Burn account for really no good reason

I’m newly 22 and I’m a cis woman! I identify as bisexual as I am very attracted to and aroused by other women but I don’t have any type of experience with them. I have had sexual relationships before with some men but I’d still call myself inexperienced overall because my body count is very, very low.

My problem is that I’m too in my head to really meet new people and to start exploring my bisexuality. I get worried about getting rejected or being bad at sex thus disappointing my partner.

I try to go with the flow of things in my head and body but my anxiety is always in my mind. It somewhat prevents me from putting myself out there and meeting new people to explore with. I just can’t push past it for some reason.

I don’t have any type of sexual trauma or trauma that would lead to this. I wasn’t this anxious about exploring with my partners in the past. Why is it different now? How can I truly get past this? Am I doomed or what? Lol

5 comments
  1. Find a good dom or domme who feeds praise.i have had experience in shy or anxiety ridden types who calmed down and enjoyed even if I took control in the bedroom.

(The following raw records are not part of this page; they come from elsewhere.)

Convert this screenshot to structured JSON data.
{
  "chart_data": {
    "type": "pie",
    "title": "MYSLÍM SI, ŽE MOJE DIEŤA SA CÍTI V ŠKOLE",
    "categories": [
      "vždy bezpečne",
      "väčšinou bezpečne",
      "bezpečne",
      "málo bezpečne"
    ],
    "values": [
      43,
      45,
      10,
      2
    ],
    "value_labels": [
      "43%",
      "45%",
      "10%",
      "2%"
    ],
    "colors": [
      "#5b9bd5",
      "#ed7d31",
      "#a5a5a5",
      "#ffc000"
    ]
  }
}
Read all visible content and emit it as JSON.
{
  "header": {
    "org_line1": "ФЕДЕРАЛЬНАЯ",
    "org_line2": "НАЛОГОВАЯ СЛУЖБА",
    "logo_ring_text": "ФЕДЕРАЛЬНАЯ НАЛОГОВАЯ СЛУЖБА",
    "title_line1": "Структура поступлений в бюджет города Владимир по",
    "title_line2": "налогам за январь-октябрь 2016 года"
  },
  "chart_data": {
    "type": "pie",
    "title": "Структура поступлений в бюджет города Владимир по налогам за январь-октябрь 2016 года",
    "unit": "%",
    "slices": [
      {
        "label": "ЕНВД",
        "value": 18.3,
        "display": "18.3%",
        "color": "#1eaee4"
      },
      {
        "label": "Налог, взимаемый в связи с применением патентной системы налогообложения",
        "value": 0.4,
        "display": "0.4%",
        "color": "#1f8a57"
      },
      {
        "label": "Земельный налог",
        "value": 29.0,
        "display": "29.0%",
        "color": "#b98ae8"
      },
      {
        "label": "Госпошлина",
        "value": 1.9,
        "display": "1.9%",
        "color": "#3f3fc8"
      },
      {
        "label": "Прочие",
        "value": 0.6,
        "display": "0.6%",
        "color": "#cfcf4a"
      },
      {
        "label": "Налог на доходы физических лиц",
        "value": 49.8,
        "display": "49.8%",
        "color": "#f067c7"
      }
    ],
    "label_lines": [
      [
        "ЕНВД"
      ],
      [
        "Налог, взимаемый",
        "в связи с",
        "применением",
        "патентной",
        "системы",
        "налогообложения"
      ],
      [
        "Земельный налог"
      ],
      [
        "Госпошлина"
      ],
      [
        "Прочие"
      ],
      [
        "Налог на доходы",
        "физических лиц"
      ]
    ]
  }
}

  2. Exploring the anxiety, where it comes from and what it’s about, might also give you some answers in how to deal with it.

    Try to let go of concepts like body count, and being ‘enough’, sexually or otherwise. Instead focus on relaxing, having fun, and just let whatever comes up happen naturally.

    I’ve struggled a lot with headspace stuff and anxieties regarding dating, and the moments where I let go of all those worries where the moments where I was most successful.

    If you really have a hard time letting go of continues anxieties you might want to see a specialist about that.

    But mainly just try to focus on letting things be. Allow yourself to just be yourself. And just try to have fun whatever you’re doing. That shit is attractive as fuck.

  3. Is the problem that you’re not used to approaching someone and initating romance? It’s a common thing for women who also date men to struggle with. Men are everywhere and if will usually approach you so you usually don’t have to put much effort in to meet men. What’s tricky about dating women is you can end up in gridlock when you have 2 people who don’t know how to approach. Fear of rejection and anxiety about how the interaction will go is very normal.

  4. Do you have high expectations due to fantasies or porn?
    It probably won’t be rainbows and fireworks at first. Hopefully it does feel good and exciting, but don’t expect it to be perfect immediately. It takes time to learn what a partner likes.